EDM music genre originating in the 2010s

Future bass is a style of electronic dance music which developed in the 2010s that mixes elements of dubstep and EDM trap with warmer, less abrasive rhythms. The genre was pioneered by producers such as Rustie, Hudson Mohawke, Lido, San Holo and Cashmere Cat, and it was popularised in the mid to late-2010s by artists such as Flume, Martin Garrix, Illenium, Louis the Child and Mura Masa. 2016 was seen as the breakout year for the genre.

== History ==
The genre was pioneered by Scottish producers Rustie and Hudson Mohawke, who began producing future bass tracks in 2010. One of the first popularity-fueling releases in the genre was Rustie's album Glass Swords, released in 2011. Later, in 2013, the Flume remix of Disclosure's song "You & Me" brought the genre into the mainstream, and through the mid-2010s future bass became popular in the United Kingdom, United States, Japan, China, Korea and Australia.

== Characteristics ==
The sound waves are often modulated using automation or low-frequency oscillation controlling the cutoff of an audio filter (typically a low- or high-pass filter), or the wave's amplitude, to adjust the waveform (to create a ‘wobbly’ effect on its parameters). In addition, it is common to utilize a somewhat "twinkly"-sounding gradual rise in pitch during "risers" (gradual pre-drop buildups of white noise), and arpeggio chords, vocal chops, or vocoders.
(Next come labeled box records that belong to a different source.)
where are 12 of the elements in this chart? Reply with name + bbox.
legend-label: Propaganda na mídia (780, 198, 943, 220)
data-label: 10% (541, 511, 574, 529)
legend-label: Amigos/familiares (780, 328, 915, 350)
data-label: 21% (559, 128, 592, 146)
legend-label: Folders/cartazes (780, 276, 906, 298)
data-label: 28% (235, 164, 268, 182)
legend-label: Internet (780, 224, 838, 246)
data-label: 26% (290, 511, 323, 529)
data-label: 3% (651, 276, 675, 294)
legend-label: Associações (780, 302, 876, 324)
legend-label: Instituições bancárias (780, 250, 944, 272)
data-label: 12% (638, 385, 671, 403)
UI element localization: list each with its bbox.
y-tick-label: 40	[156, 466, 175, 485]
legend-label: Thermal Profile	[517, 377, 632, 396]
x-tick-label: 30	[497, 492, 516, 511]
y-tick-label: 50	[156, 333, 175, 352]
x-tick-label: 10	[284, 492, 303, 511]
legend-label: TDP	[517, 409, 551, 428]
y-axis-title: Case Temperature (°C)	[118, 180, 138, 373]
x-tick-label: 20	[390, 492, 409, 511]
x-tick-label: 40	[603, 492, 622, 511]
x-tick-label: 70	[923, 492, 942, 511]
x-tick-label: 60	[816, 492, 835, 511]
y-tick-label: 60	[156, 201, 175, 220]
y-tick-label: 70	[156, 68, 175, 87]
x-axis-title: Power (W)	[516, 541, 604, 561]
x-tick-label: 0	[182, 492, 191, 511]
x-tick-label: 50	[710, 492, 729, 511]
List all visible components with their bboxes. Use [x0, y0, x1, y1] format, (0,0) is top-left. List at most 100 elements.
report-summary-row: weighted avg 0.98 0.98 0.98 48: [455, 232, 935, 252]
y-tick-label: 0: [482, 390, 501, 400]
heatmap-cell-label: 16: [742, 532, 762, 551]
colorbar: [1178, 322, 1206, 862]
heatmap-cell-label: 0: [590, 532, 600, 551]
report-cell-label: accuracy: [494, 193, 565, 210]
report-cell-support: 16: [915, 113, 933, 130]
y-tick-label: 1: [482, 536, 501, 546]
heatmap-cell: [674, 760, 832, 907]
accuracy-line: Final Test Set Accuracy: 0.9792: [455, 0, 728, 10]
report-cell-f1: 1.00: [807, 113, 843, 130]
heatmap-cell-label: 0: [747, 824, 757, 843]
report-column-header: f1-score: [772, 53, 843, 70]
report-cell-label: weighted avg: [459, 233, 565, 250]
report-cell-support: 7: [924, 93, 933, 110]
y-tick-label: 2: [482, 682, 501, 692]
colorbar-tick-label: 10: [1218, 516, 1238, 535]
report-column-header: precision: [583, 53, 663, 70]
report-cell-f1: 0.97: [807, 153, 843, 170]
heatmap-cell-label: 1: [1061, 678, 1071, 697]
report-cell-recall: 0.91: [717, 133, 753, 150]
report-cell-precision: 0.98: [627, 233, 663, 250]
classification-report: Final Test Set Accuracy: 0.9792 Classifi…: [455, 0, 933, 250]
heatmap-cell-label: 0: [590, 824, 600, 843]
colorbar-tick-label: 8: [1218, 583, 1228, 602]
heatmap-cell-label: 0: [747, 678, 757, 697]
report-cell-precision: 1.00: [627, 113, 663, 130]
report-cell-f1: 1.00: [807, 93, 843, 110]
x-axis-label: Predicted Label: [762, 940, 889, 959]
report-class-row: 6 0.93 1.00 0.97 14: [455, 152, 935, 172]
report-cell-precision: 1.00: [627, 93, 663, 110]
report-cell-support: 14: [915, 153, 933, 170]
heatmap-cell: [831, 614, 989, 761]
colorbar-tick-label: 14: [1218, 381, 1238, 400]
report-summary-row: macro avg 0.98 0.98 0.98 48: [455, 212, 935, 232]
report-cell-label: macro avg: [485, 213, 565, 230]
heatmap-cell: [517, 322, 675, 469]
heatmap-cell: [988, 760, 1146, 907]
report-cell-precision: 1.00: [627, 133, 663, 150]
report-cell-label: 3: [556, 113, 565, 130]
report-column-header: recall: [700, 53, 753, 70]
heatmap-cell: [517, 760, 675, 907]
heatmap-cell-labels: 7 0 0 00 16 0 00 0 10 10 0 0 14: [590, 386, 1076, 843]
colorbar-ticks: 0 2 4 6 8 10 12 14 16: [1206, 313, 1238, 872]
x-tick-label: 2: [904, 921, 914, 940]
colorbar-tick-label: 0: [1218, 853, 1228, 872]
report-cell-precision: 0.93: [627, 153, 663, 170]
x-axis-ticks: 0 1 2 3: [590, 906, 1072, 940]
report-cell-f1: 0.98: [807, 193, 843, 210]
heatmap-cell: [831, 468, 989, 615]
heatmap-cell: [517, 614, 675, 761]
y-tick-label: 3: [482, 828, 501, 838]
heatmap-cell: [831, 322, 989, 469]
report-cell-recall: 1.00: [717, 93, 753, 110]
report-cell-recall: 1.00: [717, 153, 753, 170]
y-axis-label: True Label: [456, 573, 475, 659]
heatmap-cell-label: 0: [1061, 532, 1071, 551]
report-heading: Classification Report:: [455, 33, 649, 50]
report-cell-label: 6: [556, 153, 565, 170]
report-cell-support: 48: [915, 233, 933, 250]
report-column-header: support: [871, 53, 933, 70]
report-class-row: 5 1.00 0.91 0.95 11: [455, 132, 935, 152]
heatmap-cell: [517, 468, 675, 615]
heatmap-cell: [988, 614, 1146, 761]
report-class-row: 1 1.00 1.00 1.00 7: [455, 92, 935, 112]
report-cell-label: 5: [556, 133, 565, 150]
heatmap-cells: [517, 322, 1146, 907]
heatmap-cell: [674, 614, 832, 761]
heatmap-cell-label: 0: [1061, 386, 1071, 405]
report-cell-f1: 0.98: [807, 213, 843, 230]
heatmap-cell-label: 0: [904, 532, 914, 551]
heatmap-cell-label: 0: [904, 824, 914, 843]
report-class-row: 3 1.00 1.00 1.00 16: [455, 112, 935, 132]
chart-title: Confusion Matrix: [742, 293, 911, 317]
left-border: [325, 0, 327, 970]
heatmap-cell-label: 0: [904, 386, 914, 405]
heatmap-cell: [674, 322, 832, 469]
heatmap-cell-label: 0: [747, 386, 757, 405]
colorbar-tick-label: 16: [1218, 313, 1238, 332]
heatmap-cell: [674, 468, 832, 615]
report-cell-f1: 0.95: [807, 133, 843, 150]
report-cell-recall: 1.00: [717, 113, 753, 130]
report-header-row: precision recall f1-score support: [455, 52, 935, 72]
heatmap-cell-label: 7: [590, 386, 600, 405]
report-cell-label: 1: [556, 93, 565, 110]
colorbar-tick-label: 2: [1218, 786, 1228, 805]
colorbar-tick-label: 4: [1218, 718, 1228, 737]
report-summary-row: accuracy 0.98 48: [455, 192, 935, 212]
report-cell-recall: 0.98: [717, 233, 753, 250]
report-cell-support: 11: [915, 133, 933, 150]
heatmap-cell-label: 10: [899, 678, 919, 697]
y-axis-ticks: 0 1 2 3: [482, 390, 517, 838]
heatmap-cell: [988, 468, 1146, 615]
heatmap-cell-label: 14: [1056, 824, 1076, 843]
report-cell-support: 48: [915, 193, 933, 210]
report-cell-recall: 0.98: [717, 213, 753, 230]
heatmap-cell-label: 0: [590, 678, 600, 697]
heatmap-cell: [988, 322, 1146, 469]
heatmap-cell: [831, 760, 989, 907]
Tracks commonly feature a 4/4 time signature with BPM set between 130BPM to 175BPM.

== Subgenres ==
=== Kawaii future bass ===

"🤼‍♀️ (:women_wrestling:)" by Jamie Paige, which demonstrates many of the kawaii future bass subgenre's characteristics.

Kawaii future bass (also known simply as kawaii bass) is a subgenre of future bass, known for its happy and cute timbre and strong Japanese pop culture influences. Often, chiptune sounds, soft square waves, samples from anime or video games, percussion instruments, and door and bed squeaks are incorporated into such songs. Snail's House and other producers have produced tracks of this subgenre, with the former being credited as the genre pioneer after releasing the extended play Kirara in 2015.